A scanning fluorometer for imaging ischaemic areas in traumatized muscle.

J Trauma

Defence Science and Technology Organization, Materials Research Laboratories, Ascot Vale, Victoria, Australia.

Published: January 1988

The criteria used to evaluate the state of muscle surrounding a bullet wound are: a lack of contractility, a lack of capillary bleeding, and changes in colour and consistency. Muscle with all these properties may be assumed to be irreversibly damaged. However, the boundary between such tissue and tissue with potentially reversible levels of damage may not be clear cut. In general, oxygen lack due to blood vessel damage may be sufficient to cause irreversible damage or may result in a site of anaerobic infection. Such areas may occur at some distance from the missile track.
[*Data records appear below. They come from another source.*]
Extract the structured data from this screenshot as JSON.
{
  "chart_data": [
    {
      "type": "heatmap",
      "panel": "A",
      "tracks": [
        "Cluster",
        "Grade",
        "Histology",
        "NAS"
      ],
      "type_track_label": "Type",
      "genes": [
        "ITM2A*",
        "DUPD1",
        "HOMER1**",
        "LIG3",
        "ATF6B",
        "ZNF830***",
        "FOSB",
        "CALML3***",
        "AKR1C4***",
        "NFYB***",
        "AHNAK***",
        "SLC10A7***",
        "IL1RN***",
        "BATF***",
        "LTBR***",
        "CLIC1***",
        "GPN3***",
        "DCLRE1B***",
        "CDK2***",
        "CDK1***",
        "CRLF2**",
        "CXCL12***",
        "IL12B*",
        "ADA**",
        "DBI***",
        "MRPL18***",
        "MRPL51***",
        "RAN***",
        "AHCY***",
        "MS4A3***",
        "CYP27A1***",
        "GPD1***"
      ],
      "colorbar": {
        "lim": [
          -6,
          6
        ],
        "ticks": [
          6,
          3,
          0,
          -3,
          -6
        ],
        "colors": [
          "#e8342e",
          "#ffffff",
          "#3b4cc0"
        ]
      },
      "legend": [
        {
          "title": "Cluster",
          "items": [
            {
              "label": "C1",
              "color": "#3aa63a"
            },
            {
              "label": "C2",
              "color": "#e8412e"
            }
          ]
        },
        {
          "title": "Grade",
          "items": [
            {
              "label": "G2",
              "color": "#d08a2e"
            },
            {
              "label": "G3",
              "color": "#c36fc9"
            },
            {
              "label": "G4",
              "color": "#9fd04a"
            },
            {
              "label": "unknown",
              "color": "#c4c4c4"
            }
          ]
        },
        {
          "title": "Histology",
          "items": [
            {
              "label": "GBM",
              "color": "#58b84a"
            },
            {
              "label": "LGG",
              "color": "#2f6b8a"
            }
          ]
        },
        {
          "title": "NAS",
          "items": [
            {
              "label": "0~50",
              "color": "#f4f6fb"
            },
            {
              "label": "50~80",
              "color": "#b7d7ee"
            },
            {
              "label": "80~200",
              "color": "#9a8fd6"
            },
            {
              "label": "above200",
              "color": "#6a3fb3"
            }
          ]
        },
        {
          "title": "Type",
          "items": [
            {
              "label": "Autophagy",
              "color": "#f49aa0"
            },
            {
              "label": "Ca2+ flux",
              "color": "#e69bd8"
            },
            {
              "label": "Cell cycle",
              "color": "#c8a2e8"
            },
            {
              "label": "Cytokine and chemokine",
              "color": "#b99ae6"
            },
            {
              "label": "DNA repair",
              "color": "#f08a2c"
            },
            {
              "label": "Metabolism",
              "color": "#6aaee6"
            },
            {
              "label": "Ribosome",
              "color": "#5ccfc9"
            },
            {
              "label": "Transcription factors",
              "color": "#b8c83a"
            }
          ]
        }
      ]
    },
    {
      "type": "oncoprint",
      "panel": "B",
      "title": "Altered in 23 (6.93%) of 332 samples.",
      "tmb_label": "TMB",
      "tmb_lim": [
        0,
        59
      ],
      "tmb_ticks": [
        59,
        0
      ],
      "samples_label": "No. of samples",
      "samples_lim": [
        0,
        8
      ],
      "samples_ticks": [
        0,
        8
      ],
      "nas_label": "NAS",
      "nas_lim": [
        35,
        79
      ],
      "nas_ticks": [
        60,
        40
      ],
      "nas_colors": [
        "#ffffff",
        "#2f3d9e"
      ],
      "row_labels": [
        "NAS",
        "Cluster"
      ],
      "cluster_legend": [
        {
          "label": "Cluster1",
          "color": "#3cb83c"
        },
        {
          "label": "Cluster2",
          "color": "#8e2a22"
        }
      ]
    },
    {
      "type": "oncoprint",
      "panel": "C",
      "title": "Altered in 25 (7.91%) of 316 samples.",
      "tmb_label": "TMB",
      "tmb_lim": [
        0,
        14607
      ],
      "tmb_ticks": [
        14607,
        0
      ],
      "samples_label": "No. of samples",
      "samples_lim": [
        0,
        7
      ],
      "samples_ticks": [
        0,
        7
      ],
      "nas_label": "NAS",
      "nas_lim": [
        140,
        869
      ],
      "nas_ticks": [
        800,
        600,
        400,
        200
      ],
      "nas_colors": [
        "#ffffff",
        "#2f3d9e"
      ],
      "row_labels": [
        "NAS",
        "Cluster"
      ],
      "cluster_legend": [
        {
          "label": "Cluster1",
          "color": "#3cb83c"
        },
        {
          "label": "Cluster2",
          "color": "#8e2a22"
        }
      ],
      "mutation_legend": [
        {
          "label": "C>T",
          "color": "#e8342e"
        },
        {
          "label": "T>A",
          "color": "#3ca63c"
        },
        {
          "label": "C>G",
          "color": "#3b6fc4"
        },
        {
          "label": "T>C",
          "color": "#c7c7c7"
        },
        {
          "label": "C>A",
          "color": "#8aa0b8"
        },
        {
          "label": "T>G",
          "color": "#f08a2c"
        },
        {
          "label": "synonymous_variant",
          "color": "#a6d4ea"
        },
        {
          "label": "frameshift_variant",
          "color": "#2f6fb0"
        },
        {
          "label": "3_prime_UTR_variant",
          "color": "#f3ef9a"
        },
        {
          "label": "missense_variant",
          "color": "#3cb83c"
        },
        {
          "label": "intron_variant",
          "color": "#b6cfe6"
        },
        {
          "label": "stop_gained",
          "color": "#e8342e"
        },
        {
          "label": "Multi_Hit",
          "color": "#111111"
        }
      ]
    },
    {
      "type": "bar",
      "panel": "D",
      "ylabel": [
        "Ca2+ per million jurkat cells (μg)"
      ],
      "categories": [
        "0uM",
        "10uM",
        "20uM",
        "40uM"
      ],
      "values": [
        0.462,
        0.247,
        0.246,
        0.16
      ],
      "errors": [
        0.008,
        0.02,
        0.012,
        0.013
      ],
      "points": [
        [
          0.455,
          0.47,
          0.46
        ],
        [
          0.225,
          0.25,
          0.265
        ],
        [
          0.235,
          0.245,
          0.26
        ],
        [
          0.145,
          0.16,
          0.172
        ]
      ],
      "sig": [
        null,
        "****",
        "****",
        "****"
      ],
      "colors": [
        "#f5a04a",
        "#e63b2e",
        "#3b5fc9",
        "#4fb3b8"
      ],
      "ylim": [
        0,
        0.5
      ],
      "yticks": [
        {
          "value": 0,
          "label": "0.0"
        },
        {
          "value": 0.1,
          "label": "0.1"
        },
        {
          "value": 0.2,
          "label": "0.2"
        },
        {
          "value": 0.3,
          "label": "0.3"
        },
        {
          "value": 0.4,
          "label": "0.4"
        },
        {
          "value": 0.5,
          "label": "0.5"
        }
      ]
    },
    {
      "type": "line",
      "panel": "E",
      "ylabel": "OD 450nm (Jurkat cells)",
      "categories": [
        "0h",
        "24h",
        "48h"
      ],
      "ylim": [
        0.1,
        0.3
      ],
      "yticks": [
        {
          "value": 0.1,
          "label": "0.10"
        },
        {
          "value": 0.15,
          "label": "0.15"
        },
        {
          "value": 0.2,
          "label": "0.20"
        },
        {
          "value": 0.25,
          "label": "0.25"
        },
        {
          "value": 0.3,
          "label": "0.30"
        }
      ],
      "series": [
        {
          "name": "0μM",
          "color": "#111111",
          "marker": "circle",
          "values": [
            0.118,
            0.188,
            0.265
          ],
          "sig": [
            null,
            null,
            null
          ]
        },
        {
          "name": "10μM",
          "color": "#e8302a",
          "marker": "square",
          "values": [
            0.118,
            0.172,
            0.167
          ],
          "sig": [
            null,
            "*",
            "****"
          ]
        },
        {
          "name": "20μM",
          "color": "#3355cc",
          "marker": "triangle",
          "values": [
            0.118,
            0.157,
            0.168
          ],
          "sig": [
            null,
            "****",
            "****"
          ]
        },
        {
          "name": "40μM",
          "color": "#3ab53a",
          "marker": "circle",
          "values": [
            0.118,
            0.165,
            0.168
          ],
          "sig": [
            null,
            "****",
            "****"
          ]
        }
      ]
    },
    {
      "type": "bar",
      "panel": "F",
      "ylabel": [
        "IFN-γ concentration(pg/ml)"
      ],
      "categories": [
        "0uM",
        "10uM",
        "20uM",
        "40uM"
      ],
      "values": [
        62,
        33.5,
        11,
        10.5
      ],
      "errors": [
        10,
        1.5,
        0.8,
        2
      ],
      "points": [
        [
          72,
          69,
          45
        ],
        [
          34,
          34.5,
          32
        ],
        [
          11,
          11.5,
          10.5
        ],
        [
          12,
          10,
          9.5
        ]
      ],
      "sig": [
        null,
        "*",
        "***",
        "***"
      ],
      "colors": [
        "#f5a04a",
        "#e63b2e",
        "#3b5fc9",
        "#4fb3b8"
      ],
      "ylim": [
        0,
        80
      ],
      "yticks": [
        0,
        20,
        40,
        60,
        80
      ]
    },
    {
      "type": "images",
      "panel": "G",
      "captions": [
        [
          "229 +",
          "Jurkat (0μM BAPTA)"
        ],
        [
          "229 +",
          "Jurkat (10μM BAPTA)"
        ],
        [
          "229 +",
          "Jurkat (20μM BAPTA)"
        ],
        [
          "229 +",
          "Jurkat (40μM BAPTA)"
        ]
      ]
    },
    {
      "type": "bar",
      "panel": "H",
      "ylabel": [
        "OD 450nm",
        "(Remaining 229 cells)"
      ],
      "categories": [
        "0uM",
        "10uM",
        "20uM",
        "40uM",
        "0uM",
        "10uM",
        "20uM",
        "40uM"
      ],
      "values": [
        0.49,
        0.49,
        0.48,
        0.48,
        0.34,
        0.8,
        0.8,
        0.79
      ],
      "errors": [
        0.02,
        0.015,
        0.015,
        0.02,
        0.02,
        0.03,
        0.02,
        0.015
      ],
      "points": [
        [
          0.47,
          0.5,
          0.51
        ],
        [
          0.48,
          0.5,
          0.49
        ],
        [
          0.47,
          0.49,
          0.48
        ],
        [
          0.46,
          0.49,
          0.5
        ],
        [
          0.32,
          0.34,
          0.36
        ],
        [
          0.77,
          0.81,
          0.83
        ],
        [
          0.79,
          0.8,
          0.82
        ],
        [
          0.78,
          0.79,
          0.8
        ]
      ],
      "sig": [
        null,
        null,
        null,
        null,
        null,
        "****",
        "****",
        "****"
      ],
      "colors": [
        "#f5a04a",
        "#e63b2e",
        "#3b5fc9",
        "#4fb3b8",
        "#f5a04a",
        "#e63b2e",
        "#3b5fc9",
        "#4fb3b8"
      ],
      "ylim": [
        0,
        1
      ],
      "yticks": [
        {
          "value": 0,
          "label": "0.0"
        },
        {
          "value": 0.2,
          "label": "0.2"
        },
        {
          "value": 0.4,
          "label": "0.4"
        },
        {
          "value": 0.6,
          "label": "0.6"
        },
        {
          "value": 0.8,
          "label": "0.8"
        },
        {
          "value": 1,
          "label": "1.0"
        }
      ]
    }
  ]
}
Tissue responses to oxygen lack can be monitored by observing changes in intrinsic cellular fluorescence. The blue autofluorescence of intracellular pyridine nucleotides increases with anoxia, whereas the green autofluorescence of intracellular flavoprotein has been found to decrease with anoxia. We have developed a scanning fluorometer which rapidly provides an image of the distribution of anoxic areas in soft tissues. In experiments with anaesthetized rabbits, occlusion of the blood vessels to the gracilis muscle caused an increase in its pyridine nucleotide fluorescence and a decrease in its flavoprotein fluorescence. The changes were hastened by stimulation of the muscle to fatigue. Arterial infusion of colloidal carbon confirmed that adjacent muscles still had a blood flow. The apparatus has potential for the identification of hypoxic zones peripheral to the permanent wound cavity. Conversely, it may also help to indicate whether vascular repair after trauma of large blood vessels has led to improvement of the metabolic status of tissue being reperfused.